I am now blogging at blog.alexmaccaw.com
HTML/XML Parsing with Node & jQuery
I had to do some HTML parsing recently to convert some markdown into the format required for Nettuts+ tutorials. It required moving various elements around, adding classes and appending some new elements.
Now normally I'd go with Ruby's de-facto solution to XML parsing, Nokogiri. However, I quickly ran into issues which, combined with the library's class based excuse for documentation, made me decide to take a different approach.
One thing I realized was that jQuery's API is perfect for this scenario, especially when it comes to traversing and manipulation. If only there was a Ruby equivalent with a similiar interface?
Then it struck me, forget Ruby, let's just use Node and jQuery. In fact, there's already a jQuery npm package to do this which includes a HTML parser and DOM emulator.
First, install the necessary npm dependencies (in the app's directory):
npm install -g coffee-script
npm install jquery node-markdown
Then create a CoffeeScript Cakefile:
fs = require('fs')
$ = require('jQuery')
md = require('node-markdown').Markdown
task 'build', 'Build index.html', ->
# Read in file
html = fs.readFileSync('./index.md', 'utf8')
# Convert to markdown
html = md(html)
# Create jQuery object
doc = $('<body />').append(html)
# Insert <hr /> before all <h2 /> elements
doc.find('h2').before('<hr />')
doc.find('hr:first').remove()
# Correct pre syntax
doc.find('pre code').each ->
$(@).parent().html $(@).html()
doc.find('pre').attr('name', 'code').addClass('cs')
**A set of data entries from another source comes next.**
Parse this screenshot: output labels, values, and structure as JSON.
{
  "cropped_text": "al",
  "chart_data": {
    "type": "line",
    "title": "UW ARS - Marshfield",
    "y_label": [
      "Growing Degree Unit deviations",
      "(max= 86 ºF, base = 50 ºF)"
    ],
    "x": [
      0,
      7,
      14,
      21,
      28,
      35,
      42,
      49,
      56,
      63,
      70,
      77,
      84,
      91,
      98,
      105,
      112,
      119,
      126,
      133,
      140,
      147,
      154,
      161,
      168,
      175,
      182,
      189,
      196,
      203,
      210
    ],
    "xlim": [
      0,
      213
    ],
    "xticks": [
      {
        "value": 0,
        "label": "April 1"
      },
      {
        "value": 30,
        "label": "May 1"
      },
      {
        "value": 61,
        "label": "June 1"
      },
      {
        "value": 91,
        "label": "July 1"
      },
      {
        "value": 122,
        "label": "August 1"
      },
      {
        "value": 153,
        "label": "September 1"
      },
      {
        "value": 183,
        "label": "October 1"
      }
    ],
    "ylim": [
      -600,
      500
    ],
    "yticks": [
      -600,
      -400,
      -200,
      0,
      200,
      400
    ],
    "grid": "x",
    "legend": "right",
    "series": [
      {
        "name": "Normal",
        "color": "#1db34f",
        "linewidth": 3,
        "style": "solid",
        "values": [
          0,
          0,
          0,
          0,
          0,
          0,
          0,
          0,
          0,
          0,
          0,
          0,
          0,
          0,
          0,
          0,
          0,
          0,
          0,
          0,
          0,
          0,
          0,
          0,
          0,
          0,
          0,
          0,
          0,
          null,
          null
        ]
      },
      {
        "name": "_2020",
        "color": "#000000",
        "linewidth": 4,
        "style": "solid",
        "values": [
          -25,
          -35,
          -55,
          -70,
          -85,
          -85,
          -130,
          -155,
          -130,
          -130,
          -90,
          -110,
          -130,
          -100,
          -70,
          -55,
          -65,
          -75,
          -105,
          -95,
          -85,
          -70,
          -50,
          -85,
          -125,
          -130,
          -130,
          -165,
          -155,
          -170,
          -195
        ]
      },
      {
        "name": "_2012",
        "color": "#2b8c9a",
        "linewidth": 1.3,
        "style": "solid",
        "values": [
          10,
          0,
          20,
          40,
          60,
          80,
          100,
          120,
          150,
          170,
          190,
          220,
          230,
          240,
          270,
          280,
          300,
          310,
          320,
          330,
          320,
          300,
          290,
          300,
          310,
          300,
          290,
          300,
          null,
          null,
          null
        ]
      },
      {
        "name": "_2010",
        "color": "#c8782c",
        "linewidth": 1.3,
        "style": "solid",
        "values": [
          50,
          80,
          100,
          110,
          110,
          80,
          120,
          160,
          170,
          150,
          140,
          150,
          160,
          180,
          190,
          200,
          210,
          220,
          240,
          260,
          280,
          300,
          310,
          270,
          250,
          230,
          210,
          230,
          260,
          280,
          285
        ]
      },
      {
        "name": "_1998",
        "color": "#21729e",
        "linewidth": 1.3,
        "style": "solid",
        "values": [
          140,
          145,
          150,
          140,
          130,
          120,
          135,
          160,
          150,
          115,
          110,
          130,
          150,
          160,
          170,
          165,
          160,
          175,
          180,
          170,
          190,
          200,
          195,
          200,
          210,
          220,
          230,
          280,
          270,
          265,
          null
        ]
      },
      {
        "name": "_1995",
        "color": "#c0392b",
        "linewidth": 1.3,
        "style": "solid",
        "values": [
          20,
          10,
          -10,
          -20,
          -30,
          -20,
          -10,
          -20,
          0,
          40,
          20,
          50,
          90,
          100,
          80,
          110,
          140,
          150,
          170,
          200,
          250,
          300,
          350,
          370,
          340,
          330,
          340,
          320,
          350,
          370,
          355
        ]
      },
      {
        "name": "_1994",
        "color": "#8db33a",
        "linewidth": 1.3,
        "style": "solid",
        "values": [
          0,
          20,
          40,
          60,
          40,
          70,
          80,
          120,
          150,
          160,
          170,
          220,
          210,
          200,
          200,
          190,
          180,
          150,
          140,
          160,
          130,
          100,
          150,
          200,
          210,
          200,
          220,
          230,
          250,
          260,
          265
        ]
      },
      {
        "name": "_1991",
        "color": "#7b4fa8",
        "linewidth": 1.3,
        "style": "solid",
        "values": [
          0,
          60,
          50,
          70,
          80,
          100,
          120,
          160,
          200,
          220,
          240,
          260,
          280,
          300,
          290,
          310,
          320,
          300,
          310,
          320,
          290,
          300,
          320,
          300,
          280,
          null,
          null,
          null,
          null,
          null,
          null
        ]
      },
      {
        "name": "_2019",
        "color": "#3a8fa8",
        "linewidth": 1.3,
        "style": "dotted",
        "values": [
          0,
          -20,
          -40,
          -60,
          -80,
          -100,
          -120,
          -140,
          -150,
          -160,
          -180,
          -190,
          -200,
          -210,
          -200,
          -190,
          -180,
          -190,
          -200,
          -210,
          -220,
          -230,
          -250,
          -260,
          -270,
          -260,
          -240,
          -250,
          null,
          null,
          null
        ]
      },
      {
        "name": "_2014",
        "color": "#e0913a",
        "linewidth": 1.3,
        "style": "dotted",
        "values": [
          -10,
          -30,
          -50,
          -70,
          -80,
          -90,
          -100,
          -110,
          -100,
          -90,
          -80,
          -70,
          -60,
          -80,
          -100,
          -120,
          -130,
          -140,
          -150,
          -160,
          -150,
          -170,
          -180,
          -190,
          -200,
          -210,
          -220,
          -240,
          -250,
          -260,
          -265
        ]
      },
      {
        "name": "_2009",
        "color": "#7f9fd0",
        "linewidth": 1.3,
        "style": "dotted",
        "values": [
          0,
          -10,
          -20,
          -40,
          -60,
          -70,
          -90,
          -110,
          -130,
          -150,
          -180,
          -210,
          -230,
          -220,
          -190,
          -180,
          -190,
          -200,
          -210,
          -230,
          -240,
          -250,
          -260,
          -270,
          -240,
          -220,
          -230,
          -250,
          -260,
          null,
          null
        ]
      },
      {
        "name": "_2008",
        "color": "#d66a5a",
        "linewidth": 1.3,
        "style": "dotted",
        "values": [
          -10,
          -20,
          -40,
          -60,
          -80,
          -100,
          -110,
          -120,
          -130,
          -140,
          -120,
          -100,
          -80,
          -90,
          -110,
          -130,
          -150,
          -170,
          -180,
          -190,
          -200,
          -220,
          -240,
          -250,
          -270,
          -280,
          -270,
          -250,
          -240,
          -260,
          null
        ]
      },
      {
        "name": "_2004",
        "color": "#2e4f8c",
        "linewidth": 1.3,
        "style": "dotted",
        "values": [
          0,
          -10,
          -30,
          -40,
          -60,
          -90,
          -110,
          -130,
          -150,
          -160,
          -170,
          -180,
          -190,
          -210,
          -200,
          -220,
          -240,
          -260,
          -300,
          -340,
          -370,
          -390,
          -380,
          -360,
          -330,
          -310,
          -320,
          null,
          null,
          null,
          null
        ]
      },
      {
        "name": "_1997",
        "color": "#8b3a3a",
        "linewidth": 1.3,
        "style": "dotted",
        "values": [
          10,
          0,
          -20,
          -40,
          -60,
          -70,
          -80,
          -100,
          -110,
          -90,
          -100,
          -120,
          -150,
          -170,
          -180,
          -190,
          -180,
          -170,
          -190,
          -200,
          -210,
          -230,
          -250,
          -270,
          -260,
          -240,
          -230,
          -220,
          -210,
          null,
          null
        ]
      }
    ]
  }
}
# Remove images from p tags, and wrap them correctly
doc.find('p img').each ->
parent = $(@).parent()
parent.after $(@)
parent.remove()
doc.find('img').wrap('<div class="tutorial_image" />')
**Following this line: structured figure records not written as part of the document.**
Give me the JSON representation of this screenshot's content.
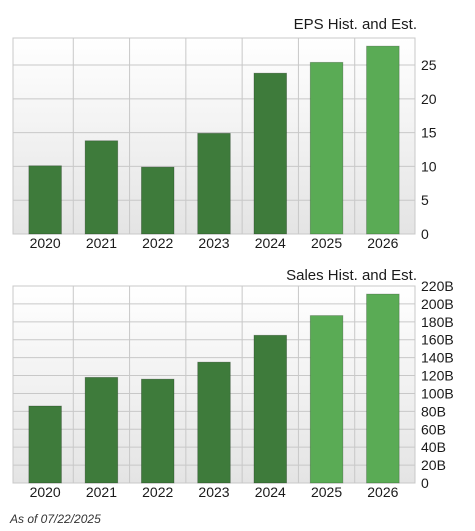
{
  "colors": {
    "historical": "#3e7b3b",
    "estimate": "#5aab55",
    "plot_bg_top": "#ffffff",
    "plot_bg_bottom": "#e6e6e6",
    "grid": "#c8c8c8"
  },
  "chart_data": [
    {
      "type": "bar",
      "title": "EPS Hist. and Est.",
      "categories": [
        "2020",
        "2021",
        "2022",
        "2023",
        "2024",
        "2025",
        "2026"
      ],
      "values": [
        10.1,
        13.8,
        9.9,
        14.9,
        23.8,
        25.4,
        27.8
      ],
      "estimate_flags": [
        false,
        false,
        false,
        false,
        false,
        true,
        true
      ],
      "ylim": [
        0,
        29
      ],
      "yticks": [
        0,
        5,
        10,
        15,
        20,
        25
      ],
      "ytick_labels": [
        "0",
        "5",
        "10",
        "15",
        "20",
        "25"
      ],
      "grid": true
    },
    {
      "type": "bar",
      "title": "Sales Hist. and Est.",
      "categories": [
        "2020",
        "2021",
        "2022",
        "2023",
        "2024",
        "2025",
        "2026"
      ],
      "values": [
        86,
        118,
        116,
        135,
        165,
        187,
        211
      ],
      "estimate_flags": [
        false,
        false,
        false,
        false,
        false,
        true,
        true
      ],
      "ylim": [
        0,
        220
      ],
      "yticks": [
        0,
        20,
        40,
        60,
        80,
        100,
        120,
        140,
        160,
        180,
        200,
        220
      ],
      "ytick_labels": [
        "0",
        "20B",
        "40B",
        "60B",
        "80B",
        "100B",
        "120B",
        "140B",
        "160B",
        "180B",
        "200B",
        "220B"
      ],
      "grid": true
    }
  ],
  "footer": "As of 07/22/2025"
}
# Add required class to blockquotes
doc.find('blockquote').addClass('pullquote pqRight')
# Write out file
fs.writeFileSync('./index.html', doc.html())
Now tell me that syntax isn't concise and beautiful, a vast improvment over XML parsing with other libraries.
Our build task can be invoked by running cake build, generating the resultant index.html file.
Now, of course this approach won't be suitable for all use cases. For example, I've no idea of the script's performance. However for my needs, where it only needs to be run once, it's ideal. If needs be, we could even pipe the resultant HTML back to Ruby via STDOUT.